How many states have passed admitting-privileges laws?
According to the Guttmacher Institute, which tracks reproductive health issues, 15 states require abortion providers "to have some affiliation with a local hospital," while 11 specifically require admitting privileges. Many of those laws are not in effect, however, having either been blocked by courts or being too new (Louisiana and Oklahoma) to have taken effect.
Americans United for Life counts 12 states with "an enforceable admitting-privileges requirement for abortion providers," and four currently in litigation: Alabama, Mississippi, Texas and Wisconsin.
In some states with admitting-privileges laws, physicians have been able to gain hospital access. In North Dakota, for example, a court case ended earlier this year when physicians at the state's only abortion-providing clinic were granted privileges at one hospital.
What have the courts said about the laws?
Under current Supreme Court precedent, states cannot limit abortion in a way that imposes an "undue burden" on a woman's ability to obtain an abortion.
But different courts have had dramatically different responses to admitting-privileges requirements for abortion providers.
In Texas, a district court judge last fall found the admitting-privileges portion of that state's omnibus abortion restriction law unconstitutional. Then in May, a three-judge panel of the 5th Circuit Court of Appeals reversed that lower court ruling.

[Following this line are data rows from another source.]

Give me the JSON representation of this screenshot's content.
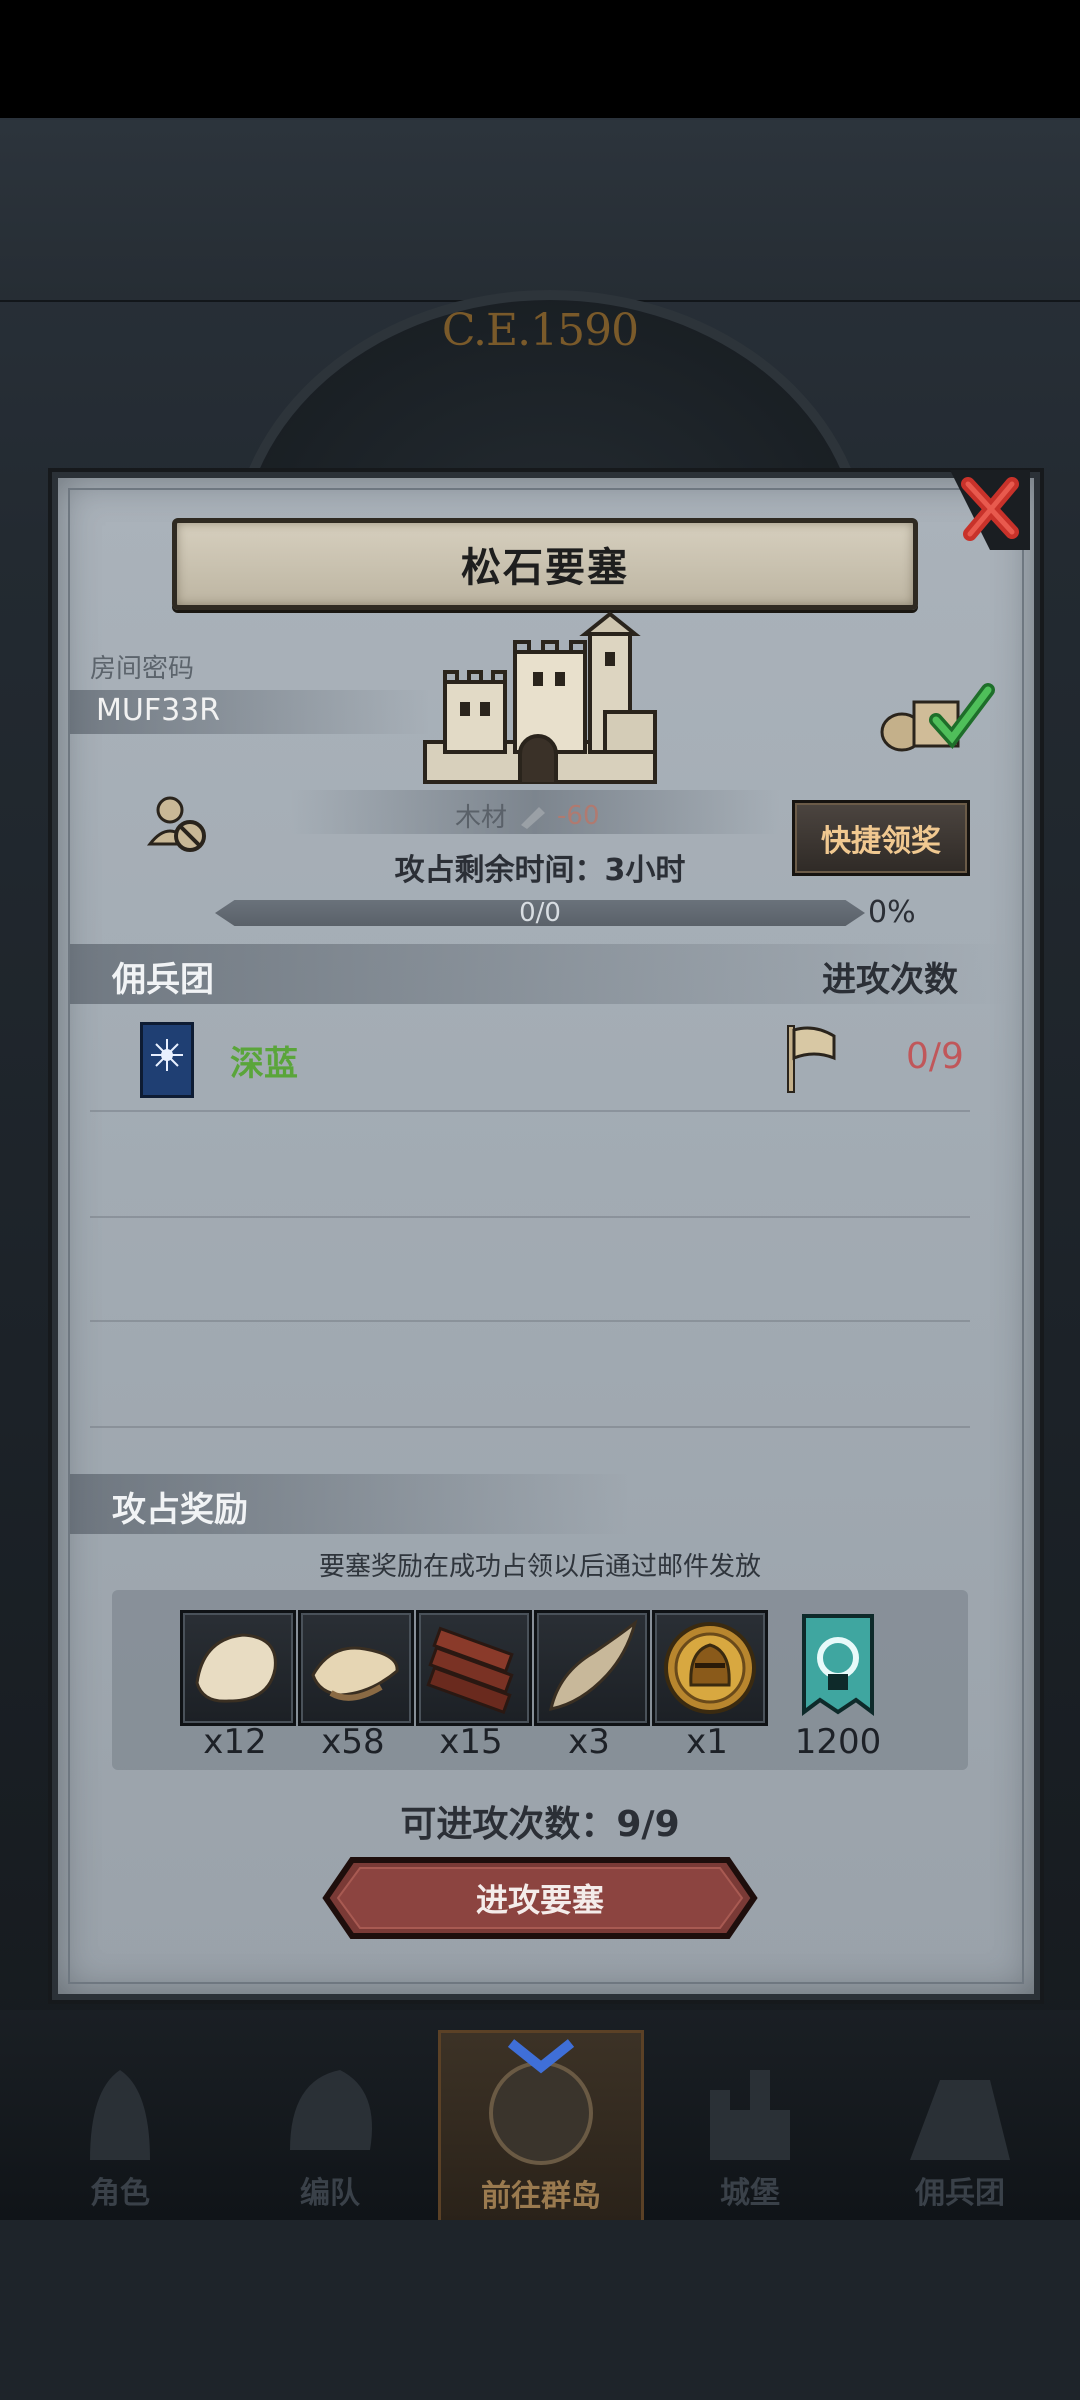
{
  "header": {
    "year": "C.E.1590"
  },
  "dialog": {
    "title": "松石要塞",
    "room_code_label": "房间密码",
    "room_code": "MUF33R",
    "resource_label": "木材",
    "resource_value": "-60",
    "quick_claim": "快捷领奖",
    "time_remaining": "攻占剩余时间：3小时",
    "progress_text": "0/0",
    "progress_percent": "0%",
    "progress_fraction": 0
  },
  "mercenary": {
    "header_left": "佣兵团",
    "header_right": "进攻次数",
    "rows": [
      {
        "name": "深蓝",
        "count": "0/9"
      }
    ]
  },
  "rewards": {
    "header": "攻占奖励",
    "note": "要塞奖励在成功占领以后通过邮件发放",
    "items": [
      {
        "icon": "fur-pelt-icon",
        "qty": "x12"
      },
      {
        "icon": "hide-icon",
        "qty": "x58"
      },
      {
        "icon": "wood-planks-icon",
        "qty": "x15"
      },
      {
        "icon": "horn-icon",
        "qty": "x3"
      },
      {
        "icon": "knight-helmet-medal-icon",
        "qty": "x1"
      },
      {
        "icon": "guild-banner-icon",
        "qty": "1200"
      }
    ]
  },
  "attacks_available": "可进攻次数：9/9",
  "attack_button": "进攻要塞",
  "nav": {
    "items": [
      {
        "label": "角色"
      },
      {
        "label": "编队"
      },
      {
        "label": "前往群岛"
      },
      {
        "label": "城堡"
      },
      {
        "label": "佣兵团"
      }
    ],
    "active_index": 2
  }
}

"Even if we were to accept that both clinics in the Rio Grande Valley were about to close as a result of the admitting-privileges provision ... this finding does not show an undue burden," said the opinion written by Judge Edith Jones.

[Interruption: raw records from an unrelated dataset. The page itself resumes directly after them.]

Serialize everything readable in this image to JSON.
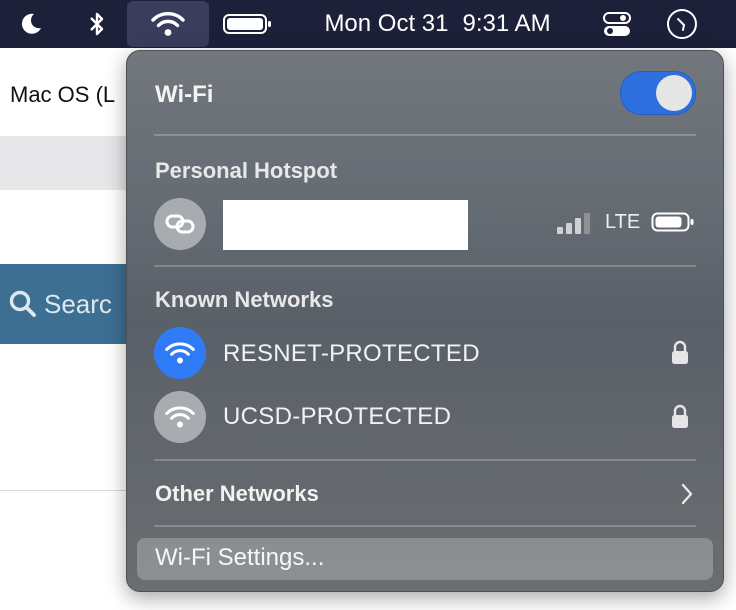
{
  "menubar": {
    "clock_date": "Mon Oct 31",
    "clock_time": "9:31 AM",
    "icons": [
      "moon-icon",
      "bluetooth-icon",
      "wifi-icon",
      "battery-icon",
      "control-center-icon",
      "clock-widget-icon"
    ]
  },
  "app": {
    "title_fragment": "Mac OS (L",
    "search_fragment": "Searc"
  },
  "wifi": {
    "title": "Wi-Fi",
    "enabled": true,
    "personal_hotspot_header": "Personal Hotspot",
    "hotspot_network_type": "LTE",
    "known_networks_header": "Known Networks",
    "known_networks": [
      {
        "name": "RESNET-PROTECTED",
        "connected": true,
        "secured": true
      },
      {
        "name": "UCSD-PROTECTED",
        "connected": false,
        "secured": true
      }
    ],
    "other_networks_label": "Other Networks",
    "settings_label": "Wi-Fi Settings..."
  },
  "colors": {
    "menubar_bg": "#1d2039",
    "toggle_on": "#2e6fe0",
    "connected_blue": "#2f7bf6"
  }
}
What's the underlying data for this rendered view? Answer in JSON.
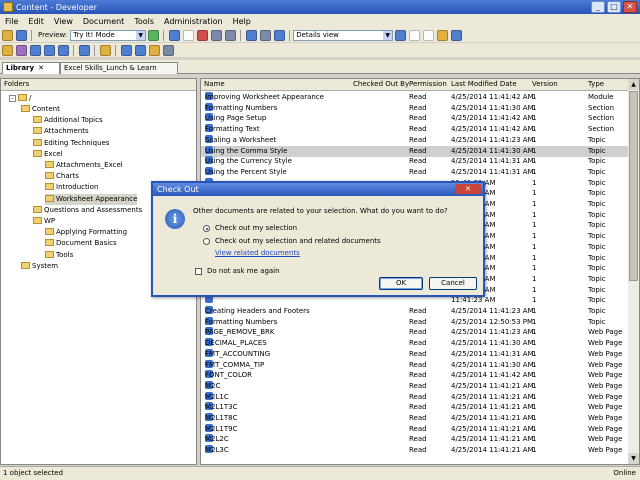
{
  "window": {
    "title": "Content - Developer"
  },
  "menu": [
    "File",
    "Edit",
    "View",
    "Document",
    "Tools",
    "Administration",
    "Help"
  ],
  "toolbar": {
    "preview_label": "Preview:",
    "preview_value": "Try It! Mode",
    "view_value": "Details view"
  },
  "tabs": [
    "Library",
    "Excel Skills_Lunch & Learn"
  ],
  "tree": {
    "header": "Folders",
    "root": "/",
    "items": [
      {
        "label": "Content",
        "depth": 1
      },
      {
        "label": "Additional Topics",
        "depth": 2
      },
      {
        "label": "Attachments",
        "depth": 2
      },
      {
        "label": "Editing Techniques",
        "depth": 2
      },
      {
        "label": "Excel",
        "depth": 2
      },
      {
        "label": "Attachments_Excel",
        "depth": 3
      },
      {
        "label": "Charts",
        "depth": 3
      },
      {
        "label": "Introduction",
        "depth": 3
      },
      {
        "label": "Worksheet Appearance",
        "depth": 3,
        "selected": true
      },
      {
        "label": "Questions and Assessments",
        "depth": 2
      },
      {
        "label": "WP",
        "depth": 2
      },
      {
        "label": "Applying Formatting",
        "depth": 3
      },
      {
        "label": "Document Basics",
        "depth": 3
      },
      {
        "label": "Tools",
        "depth": 3
      },
      {
        "label": "System",
        "depth": 1
      }
    ]
  },
  "columns": [
    "Name",
    "Checked Out By",
    "Permission",
    "Last Modified Date",
    "Version",
    "Type"
  ],
  "rows": [
    {
      "name": "Improving Worksheet Appearance",
      "perm": "Read",
      "date": "4/25/2014 11:41:42 AM",
      "ver": "1",
      "type": "Module"
    },
    {
      "name": "Formatting Numbers",
      "perm": "Read",
      "date": "4/25/2014 11:41:30 AM",
      "ver": "1",
      "type": "Section"
    },
    {
      "name": "Using Page Setup",
      "perm": "Read",
      "date": "4/25/2014 11:41:42 AM",
      "ver": "1",
      "type": "Section"
    },
    {
      "name": "Formatting Text",
      "perm": "Read",
      "date": "4/25/2014 11:41:42 AM",
      "ver": "1",
      "type": "Section"
    },
    {
      "name": "Scaling a Worksheet",
      "perm": "Read",
      "date": "4/25/2014 11:41:23 AM",
      "ver": "1",
      "type": "Topic"
    },
    {
      "name": "Using the Comma Style",
      "perm": "Read",
      "date": "4/25/2014 11:41:30 AM",
      "ver": "1",
      "type": "Topic",
      "selected": true
    },
    {
      "name": "Using the Currency Style",
      "perm": "Read",
      "date": "4/25/2014 11:41:31 AM",
      "ver": "1",
      "type": "Topic"
    },
    {
      "name": "Using the Percent Style",
      "perm": "Read",
      "date": "4/25/2014 11:41:31 AM",
      "ver": "1",
      "type": "Topic"
    },
    {
      "name": "",
      "perm": "",
      "date": "11:41:31 AM",
      "ver": "1",
      "type": "Topic"
    },
    {
      "name": "",
      "perm": "",
      "date": "11:41:31 AM",
      "ver": "1",
      "type": "Topic"
    },
    {
      "name": "",
      "perm": "",
      "date": "11:41:32 AM",
      "ver": "1",
      "type": "Topic"
    },
    {
      "name": "",
      "perm": "",
      "date": "11:41:32 AM",
      "ver": "1",
      "type": "Topic"
    },
    {
      "name": "",
      "perm": "",
      "date": "11:41:32 AM",
      "ver": "1",
      "type": "Topic"
    },
    {
      "name": "",
      "perm": "",
      "date": "11:41:33 AM",
      "ver": "1",
      "type": "Topic"
    },
    {
      "name": "",
      "perm": "",
      "date": "11:41:33 AM",
      "ver": "1",
      "type": "Topic"
    },
    {
      "name": "",
      "perm": "",
      "date": "11:41:33 AM",
      "ver": "1",
      "type": "Topic"
    },
    {
      "name": "",
      "perm": "",
      "date": "11:41:40 AM",
      "ver": "1",
      "type": "Topic"
    },
    {
      "name": "",
      "perm": "",
      "date": "11:41:41 AM",
      "ver": "1",
      "type": "Topic"
    },
    {
      "name": "",
      "perm": "",
      "date": "11:41:23 AM",
      "ver": "1",
      "type": "Topic"
    },
    {
      "name": "",
      "perm": "",
      "date": "11:41:23 AM",
      "ver": "1",
      "type": "Topic"
    },
    {
      "name": "Creating Headers and Footers",
      "perm": "Read",
      "date": "4/25/2014 11:41:23 AM",
      "ver": "1",
      "type": "Topic"
    },
    {
      "name": "Formatting Numbers",
      "perm": "Read",
      "date": "4/25/2014 12:50:53 PM",
      "ver": "1",
      "type": "Topic"
    },
    {
      "name": "PAGE_REMOVE_BRK",
      "perm": "Read",
      "date": "4/25/2014 11:41:23 AM",
      "ver": "1",
      "type": "Web Page"
    },
    {
      "name": "DECIMAL_PLACES",
      "perm": "Read",
      "date": "4/25/2014 11:41:30 AM",
      "ver": "1",
      "type": "Web Page"
    },
    {
      "name": "FMT_ACCOUNTING",
      "perm": "Read",
      "date": "4/25/2014 11:41:31 AM",
      "ver": "1",
      "type": "Web Page"
    },
    {
      "name": "FMT_COMMA_TIP",
      "perm": "Read",
      "date": "4/25/2014 11:41:30 AM",
      "ver": "1",
      "type": "Web Page"
    },
    {
      "name": "FONT_COLOR",
      "perm": "Read",
      "date": "4/25/2014 11:41:42 AM",
      "ver": "1",
      "type": "Web Page"
    },
    {
      "name": "M2C",
      "perm": "Read",
      "date": "4/25/2014 11:41:21 AM",
      "ver": "1",
      "type": "Web Page"
    },
    {
      "name": "M2L1C",
      "perm": "Read",
      "date": "4/25/2014 11:41:21 AM",
      "ver": "1",
      "type": "Web Page"
    },
    {
      "name": "M2L1T3C",
      "perm": "Read",
      "date": "4/25/2014 11:41:21 AM",
      "ver": "1",
      "type": "Web Page"
    },
    {
      "name": "M2L1T8C",
      "perm": "Read",
      "date": "4/25/2014 11:41:21 AM",
      "ver": "1",
      "type": "Web Page"
    },
    {
      "name": "M2L1T9C",
      "perm": "Read",
      "date": "4/25/2014 11:41:21 AM",
      "ver": "1",
      "type": "Web Page"
    },
    {
      "name": "M2L2C",
      "perm": "Read",
      "date": "4/25/2014 11:41:21 AM",
      "ver": "1",
      "type": "Web Page"
    },
    {
      "name": "M2L3C",
      "perm": "Read",
      "date": "4/25/2014 11:41:21 AM",
      "ver": "1",
      "type": "Web Page"
    }
  ],
  "status": {
    "left": "1 object selected",
    "right": "Online"
  },
  "dialog": {
    "title": "Check Out",
    "close": "✕",
    "message": "Other documents are related to your selection. What do you want to do?",
    "option1": "Check out my selection",
    "option2": "Check out my selection and related documents",
    "link": "View related documents",
    "checkbox": "Do not ask me again",
    "ok": "OK",
    "cancel": "Cancel"
  }
}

The opinion also noted that the lower court's finding that " 'there will be abortion clinics that will close' is too vague."
Since the ruling, the last remaining clinics in the Rio Grande Valley did close. That left San Antonio, which is up to 250 miles away, the closest city where legal abortions can be obtained for women in more than 20 Texas counties.
Texas now has fewer than half as many clinics that provide abortions as it had before the law took effect, and that could drop even further depending on the outcome of a trial that began this week regarding another provision of the Texas law.
That provision requires abortion-providing clinics to meet the same facility standards as "ambulatory surgical centers" that do more complex surgeries. Those standards include such details as minimum door widths and allowable types of materials to be used in floors and ceilings.
In Mississippi, a different set of judges from the 5th Circuit Court of Appeals ruled late last month that the state's admitting-privileges law could not take effect because it would have forced the closure of the last remaining abortion-providing clinic in the state.
"Mississippi may not shift its obligation to respect the established constitutional rights of its citizens to another state," wrote Judge E. Grady Jolly in the opinion.
Meanwhile, Alabama District Court Judge Myron Thompson cited the inability of doctors in the state's abortion-providing clinics to be able to get admitting privileges at nearby hospitals in his Aug. 4 opinion striking down that state law.
"The evidence compellingly demonstrates that the requirement would have the striking result of closing three of Alabama's five abortion clinics," Thompson wrote in his 172-page opinion. "If this requirement would not, in the face of all the evidence in the record, constitute an impermissible undue burden, then almost no regulation, short of those imposing an outright prohibition on abortion, would."
A trial over Wisconsin's admitting privileges requirement ended in June. A decision in that case is expected soon.